LAST weekend, a charity worker went out to enjoy a night partying with friends in Manchester. He never came home.

And earlier this year, after spending a Saturday night socialising with pals, a man and a woman were found dead in Bolton — leaving devastated families trying to come to terms with their loss.

There have been a total of 12 recreational drug-related deaths reported across the North since the beginning of the year, including Emma Johnson, aged 21, found dead at a friend’s home in Farnworth and Chris Goodwin, aged 30, who died at a house in Tonge Moor.

The pair had been out in Bolton, in April, and it is believed they had taken a potentially contaminated batch of drugs, including amphetamines and a synthetic powder stimulant known as bubble, a former legal high which the government banned in April, 2010.

On Sunday, Michael Marshall, aged 38, died minutes after smoking "legal high" Psyclone at a friend's flay in Heaton.

Dr Chris Moulton, consultant in emergency medicine at the Royal Bolton Hospital, said: “We’re continuing to see the use of illicit drugs, but what has changed is that we are now seeing people who have taken synthesised drugs and strange mixtures of drugs and other substances.

“These not only make them more toxic but are harder to treat.”

The recent death of Nick Bonnie, aged 30, a manager for young people's charity The Prince's Trust, at The Warehouse Project in Manchester, has prompted directors to speak out about a new drugs testing initiative to be trialled at the superclub, in conjunction with the Home Office and charity The Loop.

On October 12, The Warehouse Project will test suspected illegal substances seized on the premises in a laboratory set up within a trailer at the venue in Trafford.

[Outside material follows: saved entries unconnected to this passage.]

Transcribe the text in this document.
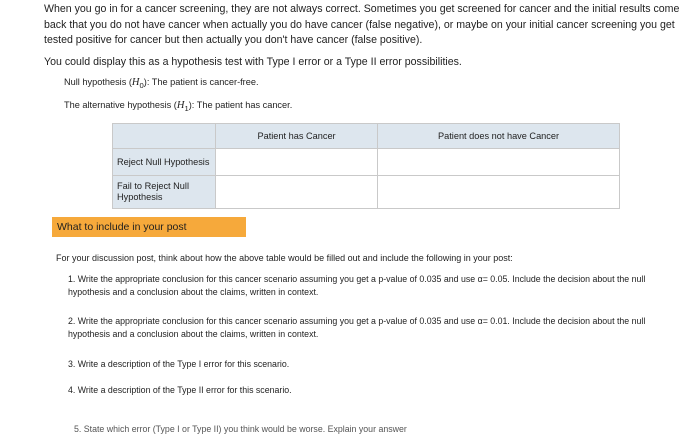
When you go in for a cancer screening, they are not always correct. Sometimes you get screened for cancer and the initial results come back that you do not have cancer when actually you do have cancer (false negative), or maybe on your initial cancer screening you get tested positive for cancer but then actually you don't have cancer (false positive).
You could display this as a hypothesis test with Type I error or a Type II error possibilities.
Null hypothesis $(H_0)$: The patient is cancer-free.
The alternative hypothesis $(H_1)$: The patient has cancer.
	Patient has Cancer	Patient does not have Cancer
Reject Null Hypothesis		
Fail to Reject Null Hypothesis		
What to include in your post
For your discussion post, think about how the above table would be filled out and include the following in your post:
1. Write the appropriate conclusion for this cancer scenario assuming you get a p-value of 0.035 and use α= 0.05. Include the decision about the null hypothesis and a conclusion about the claims, written in context.
2. Write the appropriate conclusion for this cancer scenario assuming you get a p-value of 0.035 and use α= 0.01. Include the decision about the null hypothesis and a conclusion about the claims, written in context.
3. Write a description of the Type I error for this scenario.
4. Write a description of the Type II error for this scenario.
5. State which error (Type I or Type II) you think would be worse. Explain your answer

Warnings will then be sent out via social media about what they contain.

Sacha Lord-Marchionne, who set up the annual series of club nights with co-director Sam Kandel in 2006, said: “Obviously all drugs are dangerous but we want to find out exactly what is in them.

“At the moment, it’s so wide and varied what’s out there. A 14-year-old can go on the internet and purchase something. It’s to establish exactly what’s going on in the market.”

Mr Bonnie, from Stroud in Gloucestershire, died after taking a drug, thought to be ecstasy, and Greater Manchester Police issued a warning of a suspected “particularly bad batch” of drugs in circulation after a number of others were admitted to hospital from the venue, following its opening night last Friday.

Medics have reported an increase in the number of cases involving PMA, similar to MDMA — the chemical in ecstasy — but which, according to drugs charity Frank, is more poisonous and can kill at lower doses.

Dave Mylett, director of Manchester Medical Services, said: “The symptoms we’re finding, not just at Warehouse Project, we are finding a lot of people taking PMA.

“It causes your temperature to rise quickly which unfortunately happened to Nick Bonnie. You need to get to hospital and get rapid cooling.”

Some pressure groups in the UK have called for testing stalls at clubs where people can have drugs analysed before taking them, as is currently the practice in some Dutch venues.

Mr Lord-Marchionne said: “Whether or not it’s something we would support is up for debate because it’s then condoning the use of drugs which we do not.

“We know it goes on in other countries, we know it’s successful.”

According to the Office for National statistics, there were 1,706 male drug poisoning deaths — involving both legal and illegal drugs — registered in 2012, a four per cent decrease since 2011.

Female drug poisoning deaths have increased every year since 2009, reaching 891 in 2012.

In England, the North West had the highest mortality rate from drug misuse in 2012 with 41 deaths per million.

HOW MANUFACTURERS GET AROUND THE LAW

  • Legal highs are substances used like illegal drugs, such as cocaine or cannabis, but not covered by current misuse of drugs laws and so legal to possess or to use.
  • According to the NHS, the chemicals they contain have, in most cases, never been used in drugs for human consumption before so have not been tested to show that they are safe.
  • Many drugs that were previously sold as legal highs are now controlled under the Misuse of Drugs Act, including mephedrone (bubble/meow meow), naphyrone, BZP, GBL and synthetic cannabinoids.
  • The market for legal highs has grown in the past decade with a multitude of substances now on sale online or in high-street “head shops”.
  • They cannot be sold for human consumption so they are often sold as bath salts or plant food to get round the law.